In the past few years, the interest in gardening has grown exponentially across the country due to economic and food security issues. Information for gardening in the desert has slowly accumulated, thanks mostly to websites and forums followed by more formal publications and county extension services.

More than anything else, I started to observe nature. We have an amazing Creator who made His Garden self-sustaining. I learned to look at how God created plants and trees to survive in their environment and knew that if I wanted to be successful I should try to emulate it.

I am now in a new, much larger suburban lot (just under a half acre) and I want to take growing my families food to a new level. I hope to one day provide 80 percent of our fruit and veggies, and 100 percent of all of our eggs.

My hope is that this blog will inspire you to try to grow some of your own food wherever you are, even if it is just some kitchen herbs on a windowsill. I hope it will be a clearinghouse for practical tips and techniques to help your garden flourish in any climate, but especially in the deserts of the world. I will share what I have learned that has helped me succeed and we will do a lot of quasi garden experiments to see what we can learn together.

So, get out in your yard, or on your porch, or balcony, or sunny windowsill, and grow something. It will bring you so much joy!

7 thoughts on “About Cultivating Dust

  1. Dear Karis, I love you. For reals. I wish I had a desert to garden in, just so I could take your good advice. One day, we’ll see each others gardens (or lack thereof) in person, until then, I will enjoy each post, or compost…whatevs.

  2. Congrats Karina,
    You are the first to comment on my new blog! As a prize, I will send you some veg seeds pronto! Love you too! Can’t wait to see each other’s gardens in person!

    Karis

  3. Hey friend! I am officially stalking your video blog now. It was so wonderful to chat tonight…thanks for taking so much time to catch up with me. I need reconnection with friends more than ever right now, and I really appreciate you. As always, you make me laugh a ton here on your video blog, even while your stuff is very practical. I miss you!

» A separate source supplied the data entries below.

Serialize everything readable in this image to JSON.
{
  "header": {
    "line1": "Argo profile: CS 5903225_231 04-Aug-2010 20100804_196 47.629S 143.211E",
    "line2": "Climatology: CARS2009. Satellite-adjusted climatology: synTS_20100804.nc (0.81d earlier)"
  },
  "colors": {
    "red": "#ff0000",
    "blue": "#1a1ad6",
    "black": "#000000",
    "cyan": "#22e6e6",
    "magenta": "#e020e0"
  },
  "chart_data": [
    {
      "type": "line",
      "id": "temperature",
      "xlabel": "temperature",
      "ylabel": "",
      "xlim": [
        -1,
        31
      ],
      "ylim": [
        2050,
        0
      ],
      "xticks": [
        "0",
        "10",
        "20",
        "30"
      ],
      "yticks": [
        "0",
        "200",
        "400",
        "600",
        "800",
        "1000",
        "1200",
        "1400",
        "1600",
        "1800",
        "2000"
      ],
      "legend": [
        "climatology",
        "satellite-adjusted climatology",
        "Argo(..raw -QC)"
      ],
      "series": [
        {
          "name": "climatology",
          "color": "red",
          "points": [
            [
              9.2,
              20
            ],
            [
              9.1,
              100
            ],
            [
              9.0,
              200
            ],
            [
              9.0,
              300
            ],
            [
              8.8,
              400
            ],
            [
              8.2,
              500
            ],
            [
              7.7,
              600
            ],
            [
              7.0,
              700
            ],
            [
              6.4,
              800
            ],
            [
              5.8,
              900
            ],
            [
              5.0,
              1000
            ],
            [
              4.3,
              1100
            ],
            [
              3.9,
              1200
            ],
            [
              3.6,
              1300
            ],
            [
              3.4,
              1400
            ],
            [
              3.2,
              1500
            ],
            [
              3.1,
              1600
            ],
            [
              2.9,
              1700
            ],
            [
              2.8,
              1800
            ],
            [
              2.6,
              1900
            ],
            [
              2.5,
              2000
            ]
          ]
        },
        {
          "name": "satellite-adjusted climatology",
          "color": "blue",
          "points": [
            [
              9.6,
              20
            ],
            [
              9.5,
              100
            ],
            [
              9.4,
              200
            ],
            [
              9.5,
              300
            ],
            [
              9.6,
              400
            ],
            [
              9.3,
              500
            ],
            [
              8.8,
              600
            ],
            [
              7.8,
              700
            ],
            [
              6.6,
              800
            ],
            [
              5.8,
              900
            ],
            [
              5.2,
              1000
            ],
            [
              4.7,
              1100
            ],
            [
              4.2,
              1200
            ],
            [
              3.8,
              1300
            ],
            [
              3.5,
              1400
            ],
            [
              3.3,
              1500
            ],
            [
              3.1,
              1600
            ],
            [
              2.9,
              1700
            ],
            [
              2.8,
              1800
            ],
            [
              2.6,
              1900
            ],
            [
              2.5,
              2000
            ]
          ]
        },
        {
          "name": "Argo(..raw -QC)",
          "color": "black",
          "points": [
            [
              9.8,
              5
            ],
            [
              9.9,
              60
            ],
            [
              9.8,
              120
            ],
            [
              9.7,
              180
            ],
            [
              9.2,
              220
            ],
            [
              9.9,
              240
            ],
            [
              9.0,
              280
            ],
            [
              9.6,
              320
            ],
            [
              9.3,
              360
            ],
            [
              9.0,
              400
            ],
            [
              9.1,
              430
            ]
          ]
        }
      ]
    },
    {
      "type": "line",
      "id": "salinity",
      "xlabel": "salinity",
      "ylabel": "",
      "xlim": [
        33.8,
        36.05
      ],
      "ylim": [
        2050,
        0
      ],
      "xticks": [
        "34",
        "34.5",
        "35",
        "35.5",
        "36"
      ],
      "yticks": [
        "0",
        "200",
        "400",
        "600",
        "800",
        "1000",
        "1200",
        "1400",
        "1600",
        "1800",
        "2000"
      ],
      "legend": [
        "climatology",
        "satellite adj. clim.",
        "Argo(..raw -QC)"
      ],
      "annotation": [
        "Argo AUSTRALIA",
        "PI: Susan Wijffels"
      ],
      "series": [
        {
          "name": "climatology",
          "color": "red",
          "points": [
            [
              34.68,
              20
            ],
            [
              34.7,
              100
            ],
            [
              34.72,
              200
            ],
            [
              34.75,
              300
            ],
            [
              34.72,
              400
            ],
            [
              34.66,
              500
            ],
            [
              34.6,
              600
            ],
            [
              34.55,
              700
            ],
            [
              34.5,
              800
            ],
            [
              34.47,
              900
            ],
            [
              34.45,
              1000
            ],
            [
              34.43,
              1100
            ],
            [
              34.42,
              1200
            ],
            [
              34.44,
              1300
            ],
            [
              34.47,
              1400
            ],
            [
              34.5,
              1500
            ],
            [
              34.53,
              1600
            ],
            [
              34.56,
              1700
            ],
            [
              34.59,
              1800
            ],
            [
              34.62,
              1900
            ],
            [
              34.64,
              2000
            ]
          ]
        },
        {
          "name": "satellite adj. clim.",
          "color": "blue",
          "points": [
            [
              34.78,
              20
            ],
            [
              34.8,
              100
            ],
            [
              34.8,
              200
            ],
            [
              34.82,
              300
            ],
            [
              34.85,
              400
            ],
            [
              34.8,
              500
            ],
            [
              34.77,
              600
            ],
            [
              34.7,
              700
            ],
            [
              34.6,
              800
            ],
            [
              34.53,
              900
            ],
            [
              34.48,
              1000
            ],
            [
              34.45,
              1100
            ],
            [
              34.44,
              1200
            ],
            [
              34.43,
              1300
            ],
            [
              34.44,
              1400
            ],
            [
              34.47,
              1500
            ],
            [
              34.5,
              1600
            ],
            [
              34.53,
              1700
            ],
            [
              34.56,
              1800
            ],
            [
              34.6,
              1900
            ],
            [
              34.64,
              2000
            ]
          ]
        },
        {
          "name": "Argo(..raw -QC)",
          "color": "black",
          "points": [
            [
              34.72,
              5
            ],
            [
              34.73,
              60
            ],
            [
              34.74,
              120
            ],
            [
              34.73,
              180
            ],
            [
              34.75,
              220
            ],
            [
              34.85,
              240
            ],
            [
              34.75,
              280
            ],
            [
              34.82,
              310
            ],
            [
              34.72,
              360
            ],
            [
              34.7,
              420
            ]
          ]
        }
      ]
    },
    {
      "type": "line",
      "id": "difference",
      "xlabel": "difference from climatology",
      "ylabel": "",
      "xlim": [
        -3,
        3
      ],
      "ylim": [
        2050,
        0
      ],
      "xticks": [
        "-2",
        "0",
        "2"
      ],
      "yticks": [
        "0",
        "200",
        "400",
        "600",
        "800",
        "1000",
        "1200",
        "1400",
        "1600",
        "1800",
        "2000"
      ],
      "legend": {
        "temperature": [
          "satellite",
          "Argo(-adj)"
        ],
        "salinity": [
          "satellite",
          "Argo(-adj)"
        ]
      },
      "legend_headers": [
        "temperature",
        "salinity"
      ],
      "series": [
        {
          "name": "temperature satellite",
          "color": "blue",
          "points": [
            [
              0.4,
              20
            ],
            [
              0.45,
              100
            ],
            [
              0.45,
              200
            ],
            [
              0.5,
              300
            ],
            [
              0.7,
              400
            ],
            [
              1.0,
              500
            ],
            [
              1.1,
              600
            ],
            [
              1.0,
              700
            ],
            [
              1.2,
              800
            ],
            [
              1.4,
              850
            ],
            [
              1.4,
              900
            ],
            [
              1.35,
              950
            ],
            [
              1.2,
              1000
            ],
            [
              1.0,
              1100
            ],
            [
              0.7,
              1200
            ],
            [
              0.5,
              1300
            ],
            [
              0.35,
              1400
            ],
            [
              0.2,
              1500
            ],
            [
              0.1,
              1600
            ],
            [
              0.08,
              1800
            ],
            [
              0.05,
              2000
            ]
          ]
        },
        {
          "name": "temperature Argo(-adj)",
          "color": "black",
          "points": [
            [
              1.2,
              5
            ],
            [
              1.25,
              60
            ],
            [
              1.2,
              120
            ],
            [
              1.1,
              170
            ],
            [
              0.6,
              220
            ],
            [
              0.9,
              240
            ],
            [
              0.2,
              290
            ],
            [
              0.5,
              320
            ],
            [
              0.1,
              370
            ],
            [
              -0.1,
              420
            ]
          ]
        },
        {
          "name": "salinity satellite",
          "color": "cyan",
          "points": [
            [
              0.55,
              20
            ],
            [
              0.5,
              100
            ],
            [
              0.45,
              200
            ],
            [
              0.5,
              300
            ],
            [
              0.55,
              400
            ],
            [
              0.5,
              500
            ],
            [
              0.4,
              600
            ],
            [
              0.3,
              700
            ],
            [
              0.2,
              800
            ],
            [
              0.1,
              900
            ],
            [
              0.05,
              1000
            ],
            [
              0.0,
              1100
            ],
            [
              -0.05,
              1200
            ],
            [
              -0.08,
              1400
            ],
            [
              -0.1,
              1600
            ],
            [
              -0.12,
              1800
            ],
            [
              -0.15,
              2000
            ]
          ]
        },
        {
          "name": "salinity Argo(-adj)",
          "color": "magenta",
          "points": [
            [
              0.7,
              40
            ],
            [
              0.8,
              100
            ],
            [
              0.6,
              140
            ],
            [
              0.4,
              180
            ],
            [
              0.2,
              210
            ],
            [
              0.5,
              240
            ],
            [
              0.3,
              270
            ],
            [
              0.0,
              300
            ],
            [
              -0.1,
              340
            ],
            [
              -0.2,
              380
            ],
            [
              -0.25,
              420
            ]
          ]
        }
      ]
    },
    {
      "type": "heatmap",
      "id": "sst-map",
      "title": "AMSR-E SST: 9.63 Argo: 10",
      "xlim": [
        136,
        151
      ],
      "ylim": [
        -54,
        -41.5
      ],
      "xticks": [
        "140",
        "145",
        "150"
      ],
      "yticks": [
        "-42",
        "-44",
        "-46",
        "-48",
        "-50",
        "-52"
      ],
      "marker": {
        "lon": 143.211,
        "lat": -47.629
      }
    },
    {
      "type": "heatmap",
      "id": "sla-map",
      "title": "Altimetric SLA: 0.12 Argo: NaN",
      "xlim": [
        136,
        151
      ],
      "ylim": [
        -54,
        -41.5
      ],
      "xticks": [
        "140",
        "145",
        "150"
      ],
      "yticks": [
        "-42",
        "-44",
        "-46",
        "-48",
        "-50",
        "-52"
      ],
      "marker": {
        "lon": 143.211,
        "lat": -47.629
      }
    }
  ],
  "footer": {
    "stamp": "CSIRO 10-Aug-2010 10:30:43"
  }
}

  4. So glad you decided to make your lurking presence known, Jean! You are a big inspiration to me with all that you do over at your place. I’ve learned so much from you!

  5. you have definitely inspired me!! i really want to do a garden. I have many time consuming things on my plate right now, come fall I WILL get this planting thing started! i know you said i can start things in the house… but i truly DO NOT have space in my home to do that… so come fall i will get all dirtied up and get things ready to go!

  6. Thanks for checking out the blog Julie!

    When I suggested starting things inside I meant more for things like Tomato, peppers and eggplants done from seed. These warm weather plants are slow starting and need some extra time to get established before they are transplanted outside in the heat. That’s why most people just buy started plants of those varieties when its time to start their spring garden (mid Feb-Mid March.) Most things start easily from seed directly in the garden. Beans, peas, cucumbers, melons, squash, carrots, onions, radishes, lettuce, cabbage, broccoli and cauliflower are all easy to start from seed in the garden and grow fast. You don’t need a large plant nursery inside to be sucessful. Just plant direct seeded varieties out in the garden according to the Planting Calendar linked on the sidebar of this blog, and buy started plants for any that are slow from seed.

    You should at lease get a pot of basil and a cherry tomato plant in big containers for this season. Little victories encourage you to keep going. (And small defeats help us learn!)